Date of this Version
NORSEC 1 (March 26, 2002)
A product of the North Atlantic Biocultural Organization (NABO) Research Cooperative
During rescue excavations in downtown Reykjavík in 1999 nearly 100 kg of well-preserved animal bone was recovered in investigations at Tjarnargata 3 C by Fornleifastofnun Islands (FSÍ) directed by Mjöll Snaesdóttir. This bone collection (or archaeofauna) was largely sieved (4 mm and 1 mm mesh wet screen) and represents one of the largest archaeofauna recovered from Iceland to date. Analysis was carried out at City University of New York’s Northern Science & Education Center’s two zooarchaeology laboratories at Brooklyn College and Hunter College in 2000-01. The analyzed bone materials were returned for long term curation at the National Museum of Iceland in January 2002.
The Tjarnargata 3C collections derive from a widespread sheet midden deposit that post-dates an AD 1500 tephra, and probably represents refuse discarded by multiple households and local shops and factories. While the collection cannot be closely dated, the great majority of the bone collection probably derives from the 18th and early 19th centuries- a period of rapid urbanization of central Reykjavik.
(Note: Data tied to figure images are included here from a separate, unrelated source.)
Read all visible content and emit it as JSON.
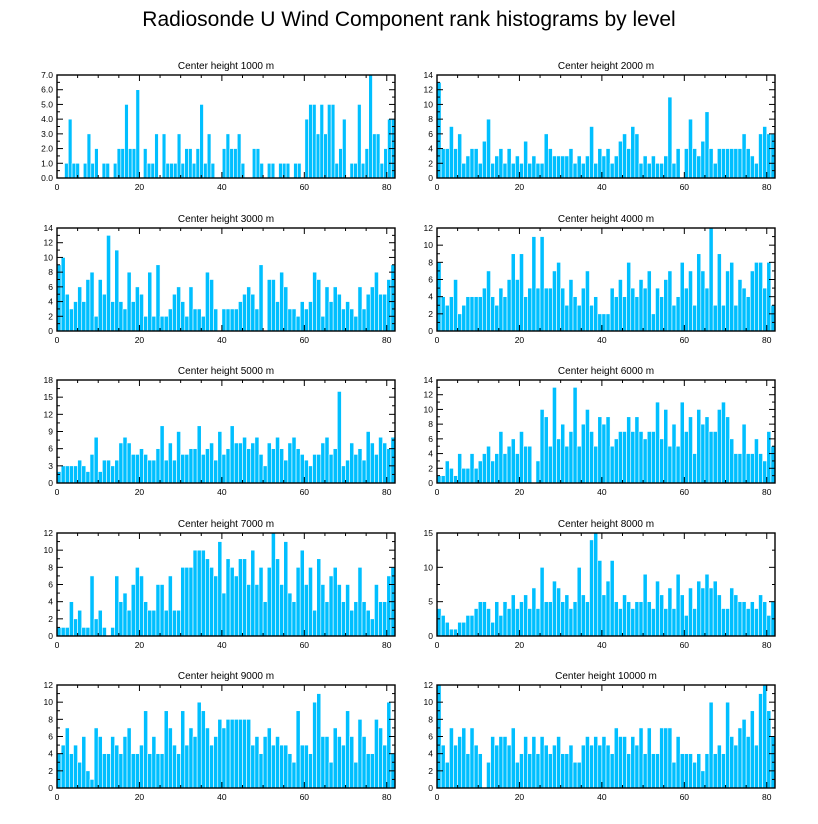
{
  "title": "Radiosonde U Wind Component rank histograms by level",
  "chart_data": [
    {
      "type": "bar",
      "title": "Center height 1000 m",
      "xlim": [
        0,
        82
      ],
      "xticks": [
        0,
        20,
        40,
        60,
        80
      ],
      "ylim": [
        0,
        7
      ],
      "yticks": [
        0,
        1,
        2,
        3,
        4,
        5,
        6,
        7
      ],
      "ytick_labels": [
        "0.0",
        "1.0",
        "2.0",
        "3.0",
        "4.0",
        "5.0",
        "6.0",
        "7.0"
      ],
      "values": [
        0,
        0,
        1,
        4,
        1,
        1,
        0,
        1,
        3,
        1,
        2,
        0,
        1,
        1,
        0,
        1,
        2,
        2,
        5,
        2,
        2,
        6,
        0,
        2,
        1,
        1,
        3,
        0,
        3,
        1,
        1,
        1,
        3,
        1,
        2,
        2,
        1,
        2,
        5,
        1,
        3,
        1,
        0,
        0,
        2,
        3,
        2,
        2,
        3,
        1,
        0,
        0,
        2,
        2,
        1,
        0,
        1,
        1,
        0,
        1,
        1,
        1,
        0,
        1,
        1,
        0,
        4,
        5,
        5,
        3,
        5,
        3,
        5,
        5,
        1,
        2,
        4,
        0,
        1,
        1,
        5,
        1,
        2,
        7,
        3,
        3,
        1,
        2,
        4,
        4
      ]
    },
    {
      "type": "bar",
      "title": "Center height 2000 m",
      "xlim": [
        0,
        82
      ],
      "xticks": [
        0,
        20,
        40,
        60,
        80
      ],
      "ylim": [
        0,
        14
      ],
      "yticks": [
        0,
        2,
        4,
        6,
        8,
        10,
        12,
        14
      ],
      "values": [
        13,
        4,
        4,
        7,
        4,
        6,
        2,
        3,
        4,
        4,
        2,
        5,
        8,
        2,
        3,
        4,
        2,
        4,
        2,
        3,
        2,
        5,
        2,
        3,
        2,
        2,
        6,
        4,
        3,
        3,
        3,
        3,
        4,
        2,
        3,
        2,
        3,
        7,
        2,
        4,
        3,
        4,
        2,
        3,
        5,
        6,
        4,
        7,
        6,
        2,
        3,
        2,
        3,
        2,
        2,
        3,
        11,
        2,
        4,
        0,
        4,
        8,
        4,
        3,
        5,
        9,
        4,
        2,
        4,
        4,
        4,
        4,
        4,
        4,
        6,
        4,
        3,
        2,
        6,
        7,
        6,
        6
      ]
    },
    {
      "type": "bar",
      "title": "Center height 3000 m",
      "xlim": [
        0,
        82
      ],
      "xticks": [
        0,
        20,
        40,
        60,
        80
      ],
      "ylim": [
        0,
        14
      ],
      "yticks": [
        0,
        2,
        4,
        6,
        8,
        10,
        12,
        14
      ],
      "values": [
        9,
        10,
        5,
        3,
        4,
        6,
        4,
        7,
        8,
        2,
        7,
        5,
        13,
        4,
        11,
        4,
        3,
        8,
        4,
        6,
        5,
        2,
        8,
        2,
        9,
        2,
        2,
        3,
        5,
        6,
        4,
        2,
        6,
        3,
        3,
        2,
        8,
        7,
        3,
        0,
        3,
        3,
        3,
        3,
        4,
        5,
        6,
        5,
        3,
        9,
        0,
        7,
        7,
        4,
        8,
        6,
        3,
        3,
        2,
        4,
        3,
        4,
        8,
        7,
        2,
        6,
        4,
        6,
        5,
        3,
        4,
        3,
        2,
        6,
        3,
        5,
        6,
        8,
        5,
        5,
        7,
        9
      ]
    },
    {
      "type": "bar",
      "title": "Center height 4000 m",
      "xlim": [
        0,
        82
      ],
      "xticks": [
        0,
        20,
        40,
        60,
        80
      ],
      "ylim": [
        0,
        12
      ],
      "yticks": [
        0,
        2,
        4,
        6,
        8,
        10,
        12
      ],
      "values": [
        8,
        4,
        3,
        4,
        6,
        2,
        3,
        4,
        4,
        4,
        4,
        5,
        7,
        4,
        3,
        5,
        4,
        6,
        9,
        6,
        9,
        4,
        5,
        11,
        5,
        11,
        5,
        5,
        7,
        8,
        5,
        3,
        6,
        4,
        3,
        5,
        7,
        3,
        4,
        2,
        2,
        2,
        5,
        4,
        6,
        4,
        8,
        5,
        4,
        6,
        5,
        7,
        2,
        5,
        4,
        6,
        7,
        3,
        4,
        8,
        5,
        7,
        3,
        9,
        7,
        5,
        12,
        3,
        9,
        3,
        7,
        8,
        3,
        6,
        5,
        4,
        7,
        8,
        8,
        5,
        8,
        3
      ]
    },
    {
      "type": "bar",
      "title": "Center height 5000 m",
      "xlim": [
        0,
        82
      ],
      "xticks": [
        0,
        20,
        40,
        60,
        80
      ],
      "ylim": [
        0,
        18
      ],
      "yticks": [
        0,
        3,
        6,
        9,
        12,
        15,
        18
      ],
      "values": [
        2,
        3,
        3,
        3,
        3,
        4,
        3,
        2,
        5,
        8,
        2,
        4,
        4,
        3,
        4,
        7,
        8,
        7,
        5,
        5,
        6,
        5,
        4,
        4,
        6,
        10,
        4,
        7,
        4,
        9,
        5,
        5,
        6,
        6,
        10,
        5,
        6,
        7,
        4,
        9,
        5,
        6,
        10,
        7,
        7,
        8,
        6,
        7,
        8,
        5,
        3,
        7,
        6,
        8,
        6,
        4,
        7,
        8,
        6,
        5,
        4,
        3,
        5,
        5,
        7,
        8,
        5,
        6,
        16,
        3,
        4,
        7,
        5,
        6,
        4,
        9,
        7,
        5,
        8,
        7,
        6,
        8
      ]
    },
    {
      "type": "bar",
      "title": "Center height 6000 m",
      "xlim": [
        0,
        82
      ],
      "xticks": [
        0,
        20,
        40,
        60,
        80
      ],
      "ylim": [
        0,
        14
      ],
      "yticks": [
        0,
        2,
        4,
        6,
        8,
        10,
        12,
        14
      ],
      "values": [
        1,
        1,
        3,
        2,
        1,
        4,
        2,
        2,
        4,
        2,
        3,
        4,
        5,
        3,
        4,
        7,
        4,
        5,
        6,
        4,
        7,
        5,
        5,
        0,
        3,
        10,
        9,
        5,
        13,
        6,
        8,
        5,
        7,
        13,
        5,
        8,
        10,
        7,
        5,
        9,
        8,
        9,
        5,
        6,
        7,
        7,
        9,
        7,
        9,
        7,
        6,
        7,
        7,
        11,
        6,
        10,
        5,
        8,
        5,
        11,
        7,
        9,
        4,
        10,
        8,
        9,
        7,
        7,
        10,
        11,
        9,
        6,
        4,
        4,
        8,
        4,
        4,
        6,
        4,
        3,
        7,
        5
      ]
    },
    {
      "type": "bar",
      "title": "Center height 7000 m",
      "xlim": [
        0,
        82
      ],
      "xticks": [
        0,
        20,
        40,
        60,
        80
      ],
      "ylim": [
        0,
        12
      ],
      "yticks": [
        0,
        2,
        4,
        6,
        8,
        10,
        12
      ],
      "values": [
        1,
        1,
        1,
        4,
        2,
        3,
        1,
        1,
        7,
        2,
        3,
        1,
        0,
        1,
        7,
        4,
        5,
        3,
        6,
        8,
        7,
        4,
        3,
        3,
        6,
        6,
        3,
        7,
        3,
        3,
        8,
        8,
        8,
        10,
        10,
        10,
        9,
        8,
        7,
        11,
        5,
        9,
        8,
        7,
        9,
        9,
        6,
        10,
        6,
        8,
        4,
        8,
        12,
        9,
        6,
        11,
        5,
        4,
        8,
        10,
        6,
        8,
        3,
        9,
        6,
        4,
        7,
        8,
        6,
        4,
        6,
        3,
        4,
        8,
        4,
        3,
        2,
        6,
        4,
        4,
        7,
        8
      ]
    },
    {
      "type": "bar",
      "title": "Center height 8000 m",
      "xlim": [
        0,
        82
      ],
      "xticks": [
        0,
        20,
        40,
        60,
        80
      ],
      "ylim": [
        0,
        15
      ],
      "yticks": [
        0,
        5,
        10,
        15
      ],
      "values": [
        4,
        3,
        2,
        1,
        1,
        2,
        2,
        3,
        3,
        4,
        5,
        5,
        4,
        2,
        5,
        3,
        5,
        4,
        6,
        4,
        5,
        6,
        4,
        7,
        4,
        10,
        5,
        5,
        8,
        7,
        5,
        6,
        4,
        5,
        10,
        6,
        5,
        14,
        15,
        11,
        6,
        8,
        11,
        5,
        4,
        6,
        5,
        4,
        5,
        5,
        9,
        5,
        4,
        8,
        6,
        4,
        7,
        4,
        9,
        6,
        3,
        7,
        4,
        8,
        7,
        9,
        7,
        8,
        6,
        4,
        4,
        7,
        6,
        5,
        5,
        4,
        5,
        4,
        6,
        5,
        3,
        5
      ]
    },
    {
      "type": "bar",
      "title": "Center height 9000 m",
      "xlim": [
        0,
        82
      ],
      "xticks": [
        0,
        20,
        40,
        60,
        80
      ],
      "ylim": [
        0,
        12
      ],
      "yticks": [
        0,
        2,
        4,
        6,
        8,
        10,
        12
      ],
      "values": [
        4,
        5,
        7,
        4,
        5,
        3,
        6,
        2,
        1,
        7,
        6,
        4,
        4,
        6,
        5,
        4,
        6,
        7,
        4,
        4,
        5,
        9,
        4,
        6,
        4,
        4,
        9,
        7,
        5,
        4,
        9,
        5,
        7,
        6,
        10,
        9,
        7,
        5,
        6,
        8,
        7,
        8,
        8,
        8,
        8,
        8,
        8,
        5,
        6,
        4,
        6,
        7,
        5,
        6,
        5,
        5,
        4,
        3,
        9,
        5,
        5,
        4,
        10,
        11,
        6,
        6,
        3,
        7,
        6,
        5,
        9,
        6,
        3,
        8,
        6,
        4,
        4,
        8,
        7,
        5,
        10,
        4
      ]
    },
    {
      "type": "bar",
      "title": "Center height 10000 m",
      "xlim": [
        0,
        82
      ],
      "xticks": [
        0,
        20,
        40,
        60,
        80
      ],
      "ylim": [
        0,
        12
      ],
      "yticks": [
        0,
        2,
        4,
        6,
        8,
        10,
        12
      ],
      "values": [
        12,
        5,
        3,
        7,
        5,
        6,
        7,
        4,
        7,
        5,
        4,
        0,
        3,
        6,
        5,
        6,
        6,
        5,
        7,
        3,
        4,
        6,
        4,
        6,
        4,
        6,
        5,
        4,
        5,
        6,
        4,
        4,
        5,
        3,
        3,
        5,
        6,
        5,
        6,
        5,
        6,
        5,
        4,
        7,
        6,
        6,
        4,
        6,
        5,
        7,
        4,
        7,
        4,
        4,
        7,
        7,
        7,
        3,
        6,
        4,
        4,
        4,
        3,
        4,
        2,
        4,
        10,
        4,
        5,
        4,
        10,
        6,
        5,
        7,
        8,
        6,
        9,
        5,
        11,
        12,
        9,
        6
      ]
    }
  ]
}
This collection thus differs from virtually all other previously studied Icelandic bone materials that derive from single farms and from the activities of one or two household units, and some of these differences are apparent in the condition of the recovered bone. The collection shows some distinctive urban characteristics, with clear indication of local butchery being significantly supplemented by meatrich joints presumably imported from nearby farms provisioning the growing city. The remains of some preserved hams almost certainly indicate trans-Atlantic shipment, and serve to illustrate the expanded dietary range of the urbanizing population. Other bone remains illustrate another side of early modern city life: rodent gnawed bones, remains of stray dogs, scavenging gulls and fulmars, and other elements of an unwanted commensual “urban fauna”. The collections also reflect the source of early Reykjavik’s prosperity, and are dominated by fish bones. These are nearly all cod, and the ratio of the skeletal elements present and the reconstructed live length strongly suggest intensive preserved fish preparation (probably for stockfish) was a major activity in the locality.
This well preserved and carefully excavated archaeofauna thus sheds light on an important period in the development of modern Reykjavik, and represents a unique urban collection for Iceland. We recommend that any additional excavations in the town center area attempt to recover more bone material, especially from closely datable contexts.